Apple said that as required by the new tax law, it will pay $38 billion in taxes from its massive cash holdings overseas. The payment is so far the largest announced from the tax plan changes, experts said.
"On the one hand, this is a record payment. On the other hand, it shows how successful they've been at gaming the system" around the world, said Edward Kleinbard, a law professor at the University of Southern California.
Given the new corporate tax rate of 15.5 percent, that indicates Apple is returning around $245 billion in cash to the United States. In its last earnings report, the company reported it held $252 billion in cash overseas.
Apple has for years faced scrutiny and criticism around the world for its tax policies. The company recently agreed to pay more than $100 million in taxes to British authorities after an audit.
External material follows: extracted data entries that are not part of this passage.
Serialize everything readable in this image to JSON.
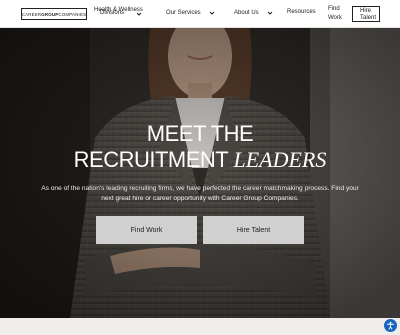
{
  "header": {
    "logo": {
      "prefix": "CAREER",
      "bold": "GROUP",
      "suffix": "COMPANIES"
    },
    "nav": [
      {
        "label": "Divisions",
        "overlap": "Health & Wellness"
      },
      {
        "label": "Our Services"
      },
      {
        "label": "About Us"
      },
      {
        "label": "Resources"
      }
    ],
    "find_work": "Find Work",
    "hire_talent": "Hire Talent"
  },
  "hero": {
    "title_line1": "MEET THE",
    "title_line2_plain": "RECRUITMENT ",
    "title_line2_accent": "LEADERS",
    "subtitle": "As one of the nation's leading recruiting firms, we have perfected the career matchmaking process. Find your next great hire or career opportunity with Career Group Companies.",
    "cta_primary": "Find Work",
    "cta_secondary": "Hire Talent"
  },
  "icons": {
    "chevron": "chevron-down-icon",
    "accessibility": "accessibility-icon"
  }
}
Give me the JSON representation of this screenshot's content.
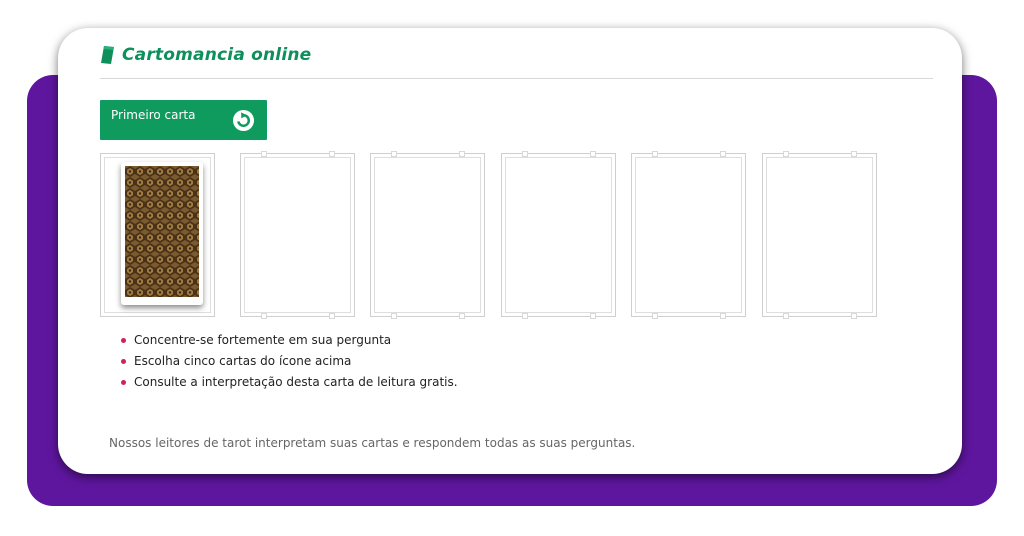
{
  "header": {
    "title": "Cartomancia online",
    "icon": "card-icon",
    "title_color": "#0f8f5c"
  },
  "draw_button": {
    "label": "Primeiro carta",
    "icon": "refresh-arrow-icon",
    "color": "#0f9a5e"
  },
  "card_slots": {
    "count": 6,
    "filled": [
      true,
      false,
      false,
      false,
      false,
      false
    ]
  },
  "instructions": [
    "Concentre-se fortemente em sua pergunta",
    "Escolha cinco cartas do ícone acima",
    "Consulte a interpretação desta carta de leitura gratis."
  ],
  "footer": {
    "text": "Nossos leitores de tarot interpretam suas cartas e respondem todas as suas perguntas."
  },
  "colors": {
    "background_accent": "#5f169f",
    "bullet": "#d0215a"
  }
}
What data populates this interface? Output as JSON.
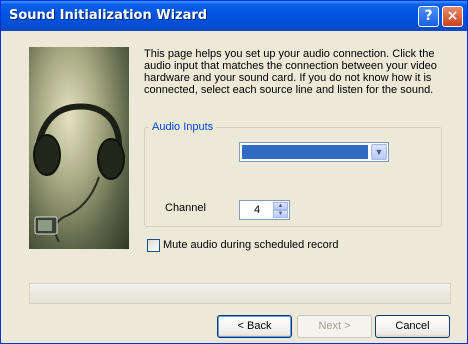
{
  "window": {
    "title": "Sound Initialization Wizard",
    "help_button": "?",
    "close_button": "×"
  },
  "intro_text": "This page helps you set up your audio connection. Click the audio input that matches the connection between your video hardware and your sound card. If you do not know how it is connected, select each source line and listen for the sound.",
  "audio_inputs": {
    "group_label": "Audio Inputs",
    "selected_value": "",
    "dropdown_icon": "chevron-down-icon",
    "channel_label": "Channel",
    "channel_value": "4"
  },
  "mute_checkbox": {
    "label": "Mute audio during scheduled record",
    "checked": false
  },
  "buttons": {
    "back": "< Back",
    "next": "Next >",
    "cancel": "Cancel"
  },
  "colors": {
    "titlebar": "#0053e1",
    "selection": "#316ac5",
    "group_label": "#0046d5"
  }
}
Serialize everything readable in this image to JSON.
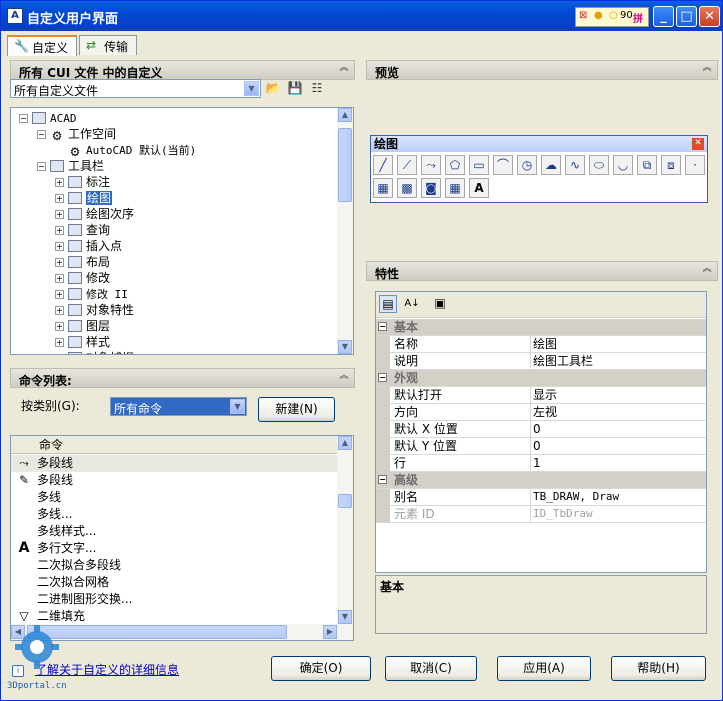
{
  "window": {
    "title": "自定义用户界面",
    "ime_text": "拼",
    "ime_mode": "90"
  },
  "tabs": [
    {
      "label": "自定义"
    },
    {
      "label": "传输"
    }
  ],
  "cui_panel": {
    "title": "所有 CUI 文件 中的自定义",
    "combo_value": "所有自定义文件",
    "tree": [
      {
        "label": "ACAD",
        "level": 0,
        "expanded": true
      },
      {
        "label": "工作空间",
        "level": 1,
        "expanded": true
      },
      {
        "label": "AutoCAD 默认(当前)",
        "level": 2
      },
      {
        "label": "工具栏",
        "level": 1,
        "expanded": true
      },
      {
        "label": "标注",
        "level": 2
      },
      {
        "label": "绘图",
        "level": 2,
        "selected": true
      },
      {
        "label": "绘图次序",
        "level": 2
      },
      {
        "label": "查询",
        "level": 2
      },
      {
        "label": "插入点",
        "level": 2
      },
      {
        "label": "布局",
        "level": 2
      },
      {
        "label": "修改",
        "level": 2
      },
      {
        "label": "修改 II",
        "level": 2
      },
      {
        "label": "对象特性",
        "level": 2
      },
      {
        "label": "图层",
        "level": 2
      },
      {
        "label": "样式",
        "level": 2
      },
      {
        "label": "对象捕捉",
        "level": 2
      }
    ]
  },
  "command_panel": {
    "title": "命令列表:",
    "filter_label": "按类别(G):",
    "filter_value": "所有命令",
    "new_button": "新建(N)",
    "column_header": "命令",
    "commands": [
      {
        "label": "多段线",
        "icon": "polyline-icon",
        "selected": true
      },
      {
        "label": "多段线",
        "icon": "pencil-icon"
      },
      {
        "label": "多线",
        "icon": ""
      },
      {
        "label": "多线...",
        "icon": ""
      },
      {
        "label": "多线样式...",
        "icon": ""
      },
      {
        "label": "多行文字...",
        "icon": "text-A-icon"
      },
      {
        "label": "二次拟合多段线",
        "icon": ""
      },
      {
        "label": "二次拟合网格",
        "icon": ""
      },
      {
        "label": "二进制图形交换...",
        "icon": ""
      },
      {
        "label": "二维填充",
        "icon": "fill-icon"
      }
    ]
  },
  "preview_panel": {
    "title": "预览",
    "toolbar_title": "绘图",
    "tools_row1": [
      "line-icon",
      "ray-icon",
      "polyline-icon",
      "polygon-icon",
      "rectangle-icon",
      "arc-icon",
      "circle-icon",
      "revcloud-icon",
      "spline-icon",
      "ellipse-icon",
      "ellipse-arc-icon",
      "insert-block-icon",
      "make-block-icon",
      "point-icon"
    ],
    "tools_row2": [
      "hatch-icon",
      "gradient-icon",
      "region-icon",
      "table-icon",
      "mtext-icon"
    ]
  },
  "properties_panel": {
    "title": "特性",
    "rows": [
      {
        "type": "category",
        "label": "基本"
      },
      {
        "label": "名称",
        "value": "绘图"
      },
      {
        "label": "说明",
        "value": "绘图工具栏"
      },
      {
        "type": "category",
        "label": "外观"
      },
      {
        "label": "默认打开",
        "value": "显示"
      },
      {
        "label": "方向",
        "value": "左视"
      },
      {
        "label": "默认 X 位置",
        "value": "0"
      },
      {
        "label": "默认 Y 位置",
        "value": "0"
      },
      {
        "label": "行",
        "value": "1"
      },
      {
        "type": "category",
        "label": "高级"
      },
      {
        "label": "别名",
        "value": "TB_DRAW, Draw"
      },
      {
        "label": "元素 ID",
        "value": "ID_TbDraw",
        "disabled": true
      }
    ],
    "description_title": "基本"
  },
  "footer": {
    "help_link": "了解关于自定义的详细信息",
    "ok": "确定(O)",
    "cancel": "取消(C)",
    "apply": "应用(A)",
    "help": "帮助(H)",
    "watermark": "3Dportal.cn"
  }
}
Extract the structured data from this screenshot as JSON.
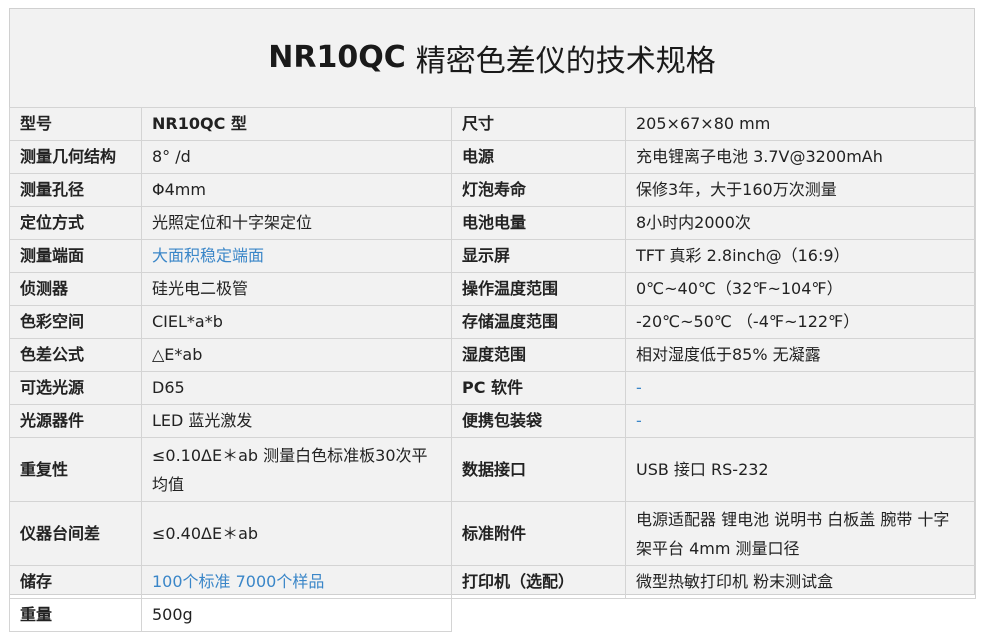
{
  "title": {
    "model": "NR10QC",
    "text": "精密色差仪的技术规格"
  },
  "rows": [
    {
      "k1": "型号",
      "v1": "NR10QC 型",
      "k2": "尺寸",
      "v2": "205×67×80 mm"
    },
    {
      "k1": "测量几何结构",
      "v1": "8°  /d",
      "k2": "电源",
      "v2": "充电锂离子电池  3.7V@3200mAh"
    },
    {
      "k1": "测量孔径",
      "v1": "Φ4mm",
      "k2": "灯泡寿命",
      "v2": "保修3年，大于160万次测量"
    },
    {
      "k1": "定位方式",
      "v1": "光照定位和十字架定位",
      "k2": "电池电量",
      "v2": "8小时内2000次"
    },
    {
      "k1": "测量端面",
      "v1": "大面积稳定端面",
      "k2": "显示屏",
      "v2": "TFT 真彩  2.8inch@（16:9）"
    },
    {
      "k1": "侦测器",
      "v1": "硅光电二极管",
      "k2": "操作温度范围",
      "v2": " 0℃~40℃（32℉~104℉）"
    },
    {
      "k1": "色彩空间",
      "v1": "CIEL*a*b",
      "k2": "存储温度范围",
      "v2": "-20℃~50℃  （-4℉~122℉）"
    },
    {
      "k1": "色差公式",
      "v1": "△E*ab",
      "k2": "湿度范围",
      "v2": "相对湿度低于85%  无凝露"
    },
    {
      "k1": "可选光源",
      "v1": "D65",
      "k2": "PC 软件",
      "v2": "-"
    },
    {
      "k1": "光源器件",
      "v1": "LED 蓝光激发",
      "k2": "便携包装袋",
      "v2": "-"
    },
    {
      "k1": "重复性",
      "v1": "≤0.10ΔE＊ab  测量白色标准板30次平均值",
      "k2": "数据接口",
      "v2": "USB 接口    RS-232"
    },
    {
      "k1": "仪器台间差",
      "v1": "≤0.40ΔE＊ab",
      "k2": "标准附件",
      "v2": "电源适配器  锂电池  说明书  白板盖  腕带  十字架平台 4mm 测量口径"
    },
    {
      "k1": "储存",
      "v1": "100个标准  7000个样品",
      "k2": "打印机（选配）",
      "v2": "微型热敏打印机  粉末测试盒"
    },
    {
      "k1": "重量",
      "v1": "500g"
    }
  ]
}
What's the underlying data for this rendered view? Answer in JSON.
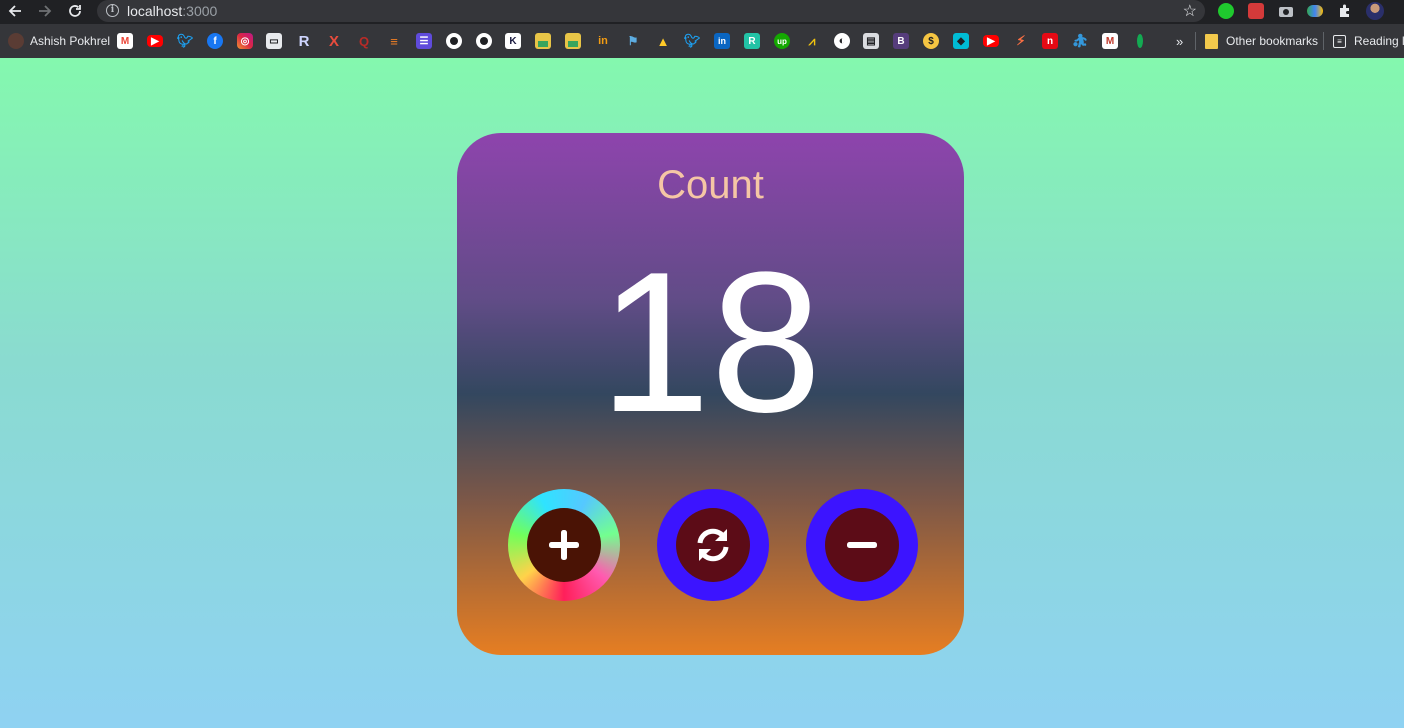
{
  "browser": {
    "url": "localhost",
    "url_port": ":3000",
    "bookmarks": {
      "first": "Ashish Pokhrel",
      "more": "»",
      "other": "Other bookmarks",
      "reading": "Reading li"
    }
  },
  "counter": {
    "title": "Count",
    "value": "18",
    "increment_icon": "plus-icon",
    "reset_icon": "refresh-icon",
    "decrement_icon": "minus-icon"
  },
  "colors": {
    "card_top": "#8e44ad",
    "card_middle": "#33475f",
    "card_bottom": "#e67e22",
    "button_ring": "#3c14ff",
    "button_inner": "#5c0c17"
  }
}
It has also lobbied for the U.S. to ease tax rates on foreign profits brought back to the U.S., saying that such changes would allow the company to invest more freely in the U.S. economy.
"We believe deeply in the power of American ingenuity, and we are focusing our investments in areas where we can have a direct impact on job creation and job preparedness," said Apple chief executive Tim Cook in a statement. "We have a deep sense of responsibility to give back to our country and the people who help make our success possible."
That echoes statements Cook made last year, when he told The New York Times that companies have a "moral responsibility" to grow the economy in the United States.
Apple has faced repeated criticism from U.S. lawmakers for not making more of its products, such as the iPhone, the iPad and Mac computers, in the United States. Apple does make some hardware in the U.S., but most of its products are produced and assembled in China. The company has in recent years focused on building more facilities in the U.S.
It is also increasing the size of a previously announced manufacturing fund to support its network of suppliers for parts that go into its devices. That fund will increase from $1 billion to $5 billion. This fund has already bankrolled initiatives in Kentucky and Texas; Apple did not offer further details on where it may invest in U.S. manufacturing in the future.
Further investment will also go into education initiatives.
The company did not say how much of its investments were already planned.
The White House applauded Apple's announcement. "Just as the President promised, making our businesses more competitive internationally is translating directly into benefits for the American worker, through increased wages, better benefits, and new jobs," said Lindsay Walters, a White House deputy press secretary.